The times ranged between 12.76 minutes to 14.06 minutes, (though other studies have found a much wider range – going from around 5 minutes to over 20 minutes). It also has to be said that 17% of the women studied never experienced an orgasm at all. As anyone experienced in these matters might expect, regular penetrative sex didn’t turn out to be the most effective path to a female climax. Only 31.4% of the women who took part orgasmed due just to having penetration sex alone. Oral and other forms of clitoral stimulation were far more significant in relation to the women getting off.

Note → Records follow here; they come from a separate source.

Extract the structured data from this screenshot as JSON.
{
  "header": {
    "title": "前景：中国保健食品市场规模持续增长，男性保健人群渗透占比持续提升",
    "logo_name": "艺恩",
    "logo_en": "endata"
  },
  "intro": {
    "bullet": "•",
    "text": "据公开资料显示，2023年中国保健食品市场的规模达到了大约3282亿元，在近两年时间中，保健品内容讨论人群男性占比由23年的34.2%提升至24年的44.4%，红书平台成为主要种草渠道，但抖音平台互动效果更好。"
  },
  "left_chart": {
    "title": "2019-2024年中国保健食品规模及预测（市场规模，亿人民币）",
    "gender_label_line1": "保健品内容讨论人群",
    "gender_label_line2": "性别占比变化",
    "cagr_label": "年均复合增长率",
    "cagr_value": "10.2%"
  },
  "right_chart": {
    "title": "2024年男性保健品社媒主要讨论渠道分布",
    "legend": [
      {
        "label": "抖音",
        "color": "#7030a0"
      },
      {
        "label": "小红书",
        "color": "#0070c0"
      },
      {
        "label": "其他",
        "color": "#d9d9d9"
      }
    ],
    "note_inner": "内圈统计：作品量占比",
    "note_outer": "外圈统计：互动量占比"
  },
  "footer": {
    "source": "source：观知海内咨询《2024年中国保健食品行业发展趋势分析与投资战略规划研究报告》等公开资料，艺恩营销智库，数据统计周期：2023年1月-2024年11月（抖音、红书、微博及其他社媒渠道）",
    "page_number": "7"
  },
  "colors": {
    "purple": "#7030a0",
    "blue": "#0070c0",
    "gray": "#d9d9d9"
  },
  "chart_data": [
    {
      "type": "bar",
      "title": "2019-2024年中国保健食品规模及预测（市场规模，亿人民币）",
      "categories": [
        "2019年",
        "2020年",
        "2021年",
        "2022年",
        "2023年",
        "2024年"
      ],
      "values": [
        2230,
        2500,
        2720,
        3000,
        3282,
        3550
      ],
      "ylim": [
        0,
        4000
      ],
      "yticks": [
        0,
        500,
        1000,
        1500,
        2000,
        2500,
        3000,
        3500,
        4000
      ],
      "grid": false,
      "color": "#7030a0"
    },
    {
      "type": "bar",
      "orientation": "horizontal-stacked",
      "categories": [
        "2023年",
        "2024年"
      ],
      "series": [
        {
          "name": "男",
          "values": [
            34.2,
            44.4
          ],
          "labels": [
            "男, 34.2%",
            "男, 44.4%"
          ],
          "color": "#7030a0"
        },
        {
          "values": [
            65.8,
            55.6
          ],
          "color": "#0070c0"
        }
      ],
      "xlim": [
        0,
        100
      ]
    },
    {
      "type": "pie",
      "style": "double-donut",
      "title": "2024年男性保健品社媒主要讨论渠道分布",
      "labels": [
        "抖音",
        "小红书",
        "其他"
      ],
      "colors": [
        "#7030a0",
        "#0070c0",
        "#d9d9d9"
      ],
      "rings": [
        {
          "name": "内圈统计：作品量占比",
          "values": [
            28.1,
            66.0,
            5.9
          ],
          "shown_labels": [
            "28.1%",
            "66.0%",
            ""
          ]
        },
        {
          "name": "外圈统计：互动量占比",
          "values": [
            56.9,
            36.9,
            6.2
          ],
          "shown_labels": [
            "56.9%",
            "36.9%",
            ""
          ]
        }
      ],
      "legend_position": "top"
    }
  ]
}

How best to experience female orgasm
People ask, ‘How to make a woman orgasm?’ Bring it back to mutuality and love – and no-one’s making anyone do anything. That said, 69% of women in the study reported that intercourse alone was not sufficient to lead to orgasm, which tells us that it’s very common for women to need other activities or forms of stimulation in order to climax. Most women also reported that, when it came to intercourse, they orgasmed faster and had longer-lasting orgasms when they were on top of their partner (likely because this position also offers more consistent clitoral stimulation).
As an aside, the study also demonstrated that if someone is moaning and writhing around only 30 seconds into penetration, you might want to consider it’s their acting skills that are Oscar worthy, not the man’s sexual prowess.
The researchers defined the starting moment of sexual arousal as feeling “an intense desire for sex in the presence of erotic stimuli, which were provided by the partner, audiovisual methods or both”.
Male versus female orgasm
The study does, however, fail to mention a crucial fact: the orgasm gap. According to research from 2009, the average time for men to orgasm is under six minutes. Last year, another study found that men were also way off in estimating how often their wives experienced orgasm, with 43 per cent getting it wrong. That research, involving 1,683 newlywed couples, found than 87 per cent of husbands consistently experienced orgasm, but just 49 per cent of the women did.
Again, there are a lot of limitations of these data, not the least of which is that only heterosexual adults were studied and, further, all participants were currently in relationships. Clearly, more research is needed on diverse populations and different sexual practices. However, based on the available data, there does appear to be a pretty sizeable difference between heterosexual men and women in time to reach orgasm, which is clearly important to attend to in male-female sexual encounters in the interest of promoting mutual pleasure and closing the orgasm gap.